Bagpipes is a state of the art code for generating realistic model galaxy spectra and fitting these to spectroscopic and photometric observations. Users should install with pip, not by cloning the repository.
http://bagpipes.readthedocs.io
GNU General Public License v3.0
80 stars 42 forks source link

Issue with h5py interpreting fit_instructions when using the new "R_curve" functionality #50

Closed davidjsetton closed 1 year ago

davidjsetton commented 1 year ago

Hey Adam, hope you are well.

I am trying to get bagpipes running with the new functionality to apply the variable resolution wavelength curve to the models prior to fitting.
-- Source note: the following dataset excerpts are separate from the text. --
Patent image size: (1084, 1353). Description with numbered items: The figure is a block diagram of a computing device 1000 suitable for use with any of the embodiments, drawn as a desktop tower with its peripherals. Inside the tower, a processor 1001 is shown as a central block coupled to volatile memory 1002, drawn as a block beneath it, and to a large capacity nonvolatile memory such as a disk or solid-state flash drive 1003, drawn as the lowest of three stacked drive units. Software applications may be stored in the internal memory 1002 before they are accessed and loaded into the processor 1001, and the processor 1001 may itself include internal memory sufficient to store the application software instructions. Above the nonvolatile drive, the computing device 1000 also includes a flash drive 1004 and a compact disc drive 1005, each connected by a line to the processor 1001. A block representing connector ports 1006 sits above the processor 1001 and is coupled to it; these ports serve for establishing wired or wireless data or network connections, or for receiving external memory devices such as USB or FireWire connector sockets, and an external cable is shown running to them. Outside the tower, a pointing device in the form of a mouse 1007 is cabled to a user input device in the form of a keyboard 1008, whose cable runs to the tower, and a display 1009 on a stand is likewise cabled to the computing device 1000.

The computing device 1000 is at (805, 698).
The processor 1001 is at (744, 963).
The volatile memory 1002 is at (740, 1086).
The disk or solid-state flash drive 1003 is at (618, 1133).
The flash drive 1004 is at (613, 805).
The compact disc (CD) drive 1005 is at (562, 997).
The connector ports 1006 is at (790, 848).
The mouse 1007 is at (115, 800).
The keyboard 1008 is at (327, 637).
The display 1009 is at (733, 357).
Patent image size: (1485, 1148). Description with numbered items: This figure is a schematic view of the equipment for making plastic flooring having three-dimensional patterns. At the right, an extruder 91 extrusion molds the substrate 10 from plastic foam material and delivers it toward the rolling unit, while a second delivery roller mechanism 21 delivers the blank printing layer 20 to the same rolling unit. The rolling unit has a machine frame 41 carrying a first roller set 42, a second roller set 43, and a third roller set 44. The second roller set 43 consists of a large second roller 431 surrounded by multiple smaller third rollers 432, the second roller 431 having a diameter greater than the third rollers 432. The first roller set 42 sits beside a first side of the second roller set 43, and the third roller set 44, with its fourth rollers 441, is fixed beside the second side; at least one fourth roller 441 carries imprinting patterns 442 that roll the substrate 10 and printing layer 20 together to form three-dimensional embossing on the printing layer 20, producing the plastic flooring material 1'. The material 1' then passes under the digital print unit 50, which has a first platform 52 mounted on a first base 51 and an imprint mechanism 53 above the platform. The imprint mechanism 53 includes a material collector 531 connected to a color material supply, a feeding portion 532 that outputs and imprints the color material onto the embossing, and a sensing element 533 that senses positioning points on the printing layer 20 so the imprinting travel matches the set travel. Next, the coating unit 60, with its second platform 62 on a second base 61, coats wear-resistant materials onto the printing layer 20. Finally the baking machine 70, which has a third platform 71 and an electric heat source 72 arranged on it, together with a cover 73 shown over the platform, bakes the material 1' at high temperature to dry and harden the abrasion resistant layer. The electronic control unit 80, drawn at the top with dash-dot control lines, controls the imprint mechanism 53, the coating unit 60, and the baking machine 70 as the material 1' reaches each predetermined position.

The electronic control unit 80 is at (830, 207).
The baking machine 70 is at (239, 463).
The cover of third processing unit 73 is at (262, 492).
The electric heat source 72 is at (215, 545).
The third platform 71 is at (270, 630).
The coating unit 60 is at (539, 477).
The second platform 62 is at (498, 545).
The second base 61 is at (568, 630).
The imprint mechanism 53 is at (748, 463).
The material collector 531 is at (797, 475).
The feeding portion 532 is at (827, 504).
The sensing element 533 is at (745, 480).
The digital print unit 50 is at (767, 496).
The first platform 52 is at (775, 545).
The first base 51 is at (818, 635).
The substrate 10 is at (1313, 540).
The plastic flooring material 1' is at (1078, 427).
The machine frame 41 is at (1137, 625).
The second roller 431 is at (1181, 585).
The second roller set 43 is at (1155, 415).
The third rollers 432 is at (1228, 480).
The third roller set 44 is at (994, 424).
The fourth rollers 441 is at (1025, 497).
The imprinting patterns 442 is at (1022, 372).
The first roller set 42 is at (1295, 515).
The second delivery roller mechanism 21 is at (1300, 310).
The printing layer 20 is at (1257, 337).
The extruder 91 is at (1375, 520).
I am able to successfully get a fit to run through and to write a posterior .h5 file, but after the fit has finished running, I get the following error:

---------------------------------------------------------------------------
NameError                                 Traceback (most recent call last)
<ipython-input-7-5aa8ca8a3c09> in <module>
----> 1 fit = pipes.fit(galaxy, fit_instructions, run="spectroscopy")
      2 
      3 fit.fit(verbose=True)

/opt/anaconda3/lib/python3.8/site-packages/bagpipes/fitting/fit.py in __init__(self, galaxy, fit_instructions, run, time_calls, n_posterior)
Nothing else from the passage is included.